Spend and Usage Visibility
Once vendors and licenses are identified, companies can bring vendor, employee, and usage data together to optimize spend and app utilization by identifying opportunities to better utilize existing resources as well as remove unnecessary licenses or services. This management capability can be broken up into the tasks of Recycle, Unite, and Prune.

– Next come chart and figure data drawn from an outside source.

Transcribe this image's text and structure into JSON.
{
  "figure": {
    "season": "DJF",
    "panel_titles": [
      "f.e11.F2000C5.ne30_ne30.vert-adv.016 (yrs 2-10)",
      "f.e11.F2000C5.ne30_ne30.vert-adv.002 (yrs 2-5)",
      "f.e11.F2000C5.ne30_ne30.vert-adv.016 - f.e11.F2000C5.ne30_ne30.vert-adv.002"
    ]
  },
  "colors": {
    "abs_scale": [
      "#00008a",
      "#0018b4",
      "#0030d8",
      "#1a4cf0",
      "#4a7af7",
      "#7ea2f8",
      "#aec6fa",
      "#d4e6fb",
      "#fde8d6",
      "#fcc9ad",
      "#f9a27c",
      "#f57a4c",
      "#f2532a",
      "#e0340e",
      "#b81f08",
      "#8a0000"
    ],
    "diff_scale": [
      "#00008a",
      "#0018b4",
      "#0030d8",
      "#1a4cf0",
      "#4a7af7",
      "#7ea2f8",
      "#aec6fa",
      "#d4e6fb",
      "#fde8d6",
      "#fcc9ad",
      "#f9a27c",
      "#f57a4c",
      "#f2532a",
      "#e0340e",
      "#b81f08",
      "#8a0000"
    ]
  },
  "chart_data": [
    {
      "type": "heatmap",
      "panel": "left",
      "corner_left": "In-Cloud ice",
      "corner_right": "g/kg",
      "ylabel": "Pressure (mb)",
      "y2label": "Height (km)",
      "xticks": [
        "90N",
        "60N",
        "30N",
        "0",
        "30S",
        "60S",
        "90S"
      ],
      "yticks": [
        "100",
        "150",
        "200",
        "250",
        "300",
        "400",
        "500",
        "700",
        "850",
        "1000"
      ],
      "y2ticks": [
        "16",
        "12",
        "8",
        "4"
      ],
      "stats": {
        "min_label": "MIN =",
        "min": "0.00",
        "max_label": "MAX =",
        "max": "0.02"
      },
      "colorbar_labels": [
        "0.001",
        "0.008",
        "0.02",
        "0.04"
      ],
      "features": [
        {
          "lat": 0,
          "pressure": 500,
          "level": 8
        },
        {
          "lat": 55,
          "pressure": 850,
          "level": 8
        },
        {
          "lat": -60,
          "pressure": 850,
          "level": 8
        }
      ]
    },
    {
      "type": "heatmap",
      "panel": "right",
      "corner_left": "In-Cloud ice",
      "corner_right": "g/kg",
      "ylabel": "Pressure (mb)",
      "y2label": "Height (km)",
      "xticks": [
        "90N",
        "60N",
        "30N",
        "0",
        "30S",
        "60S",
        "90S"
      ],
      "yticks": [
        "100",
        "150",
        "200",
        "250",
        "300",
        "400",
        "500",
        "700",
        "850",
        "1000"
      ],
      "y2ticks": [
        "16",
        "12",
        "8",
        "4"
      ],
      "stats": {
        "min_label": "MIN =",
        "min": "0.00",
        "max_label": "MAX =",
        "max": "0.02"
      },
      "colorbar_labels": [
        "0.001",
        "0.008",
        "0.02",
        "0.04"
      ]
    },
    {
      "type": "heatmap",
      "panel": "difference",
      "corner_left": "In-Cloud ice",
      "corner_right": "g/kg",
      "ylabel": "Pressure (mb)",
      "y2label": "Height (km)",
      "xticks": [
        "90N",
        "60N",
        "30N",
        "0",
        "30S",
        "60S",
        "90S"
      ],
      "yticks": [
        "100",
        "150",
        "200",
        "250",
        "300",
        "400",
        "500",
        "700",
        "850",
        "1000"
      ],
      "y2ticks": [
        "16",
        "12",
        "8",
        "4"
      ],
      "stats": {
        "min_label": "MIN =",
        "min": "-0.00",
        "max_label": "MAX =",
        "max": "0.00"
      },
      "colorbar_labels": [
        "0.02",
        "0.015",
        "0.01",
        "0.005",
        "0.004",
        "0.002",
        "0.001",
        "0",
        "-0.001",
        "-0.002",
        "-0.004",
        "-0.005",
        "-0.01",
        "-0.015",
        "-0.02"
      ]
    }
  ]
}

In fast-growing organizations, it can be a struggle to keep up with employee growth and manage the cost of technology overhead. By identifying licenses that are no longer being used, companies can reallocate existing licenses and services to new employees rather than having to purchase new services. This capability is especially useful for companies that are trying to postpone reaching a ceiling such as 100 or 500 licenses that would force moving to an enterprise or higher-class of service.
Unite Spend Categories
In early-stage or fast-growing companies, it is not uncommon to find that a company may be using several different apps that serve the same purpose, such as multiple project management, customer management, or service management tools. By bringing all SaaS accounts into a single view, companies can start rationalizing these solutions based on the needs of the business and the opportunities for improved cost optimization and governance.
Prune Unused Services
Without review, it is easy to maintain both vendors and licenses that are either unneeded or obsolete. For instance, sales people who leave an organization may have expensed a particular app for their own needs that is falling under the radar as a $10 per month expense. By aggregating SaaS spend and providing this visibility to departmental managers, companies can prune and optimize their SaaS environments to both reduce costs and identify-based vulnerabilities.
Training and Enablement
By gaining visibility to the full SaaS ecosystem and usage habits, companies can see which SaaS apps are underused. If employees are not fully utilizing a core application suite such as Salesforce or Adobe, companies can proactively train employees on why these applications should be used, how they are superior to other alternatives from a functional or governance perspective, and how to use these apps if there are specific functional or business capabilities that employees are struggling to adopt.
By using this DISRUPT framework, companies with large SaaS portfolios can gain greater operational, financial, and technological governance of their existing technology footprint and build on top of their existing security and identity investments.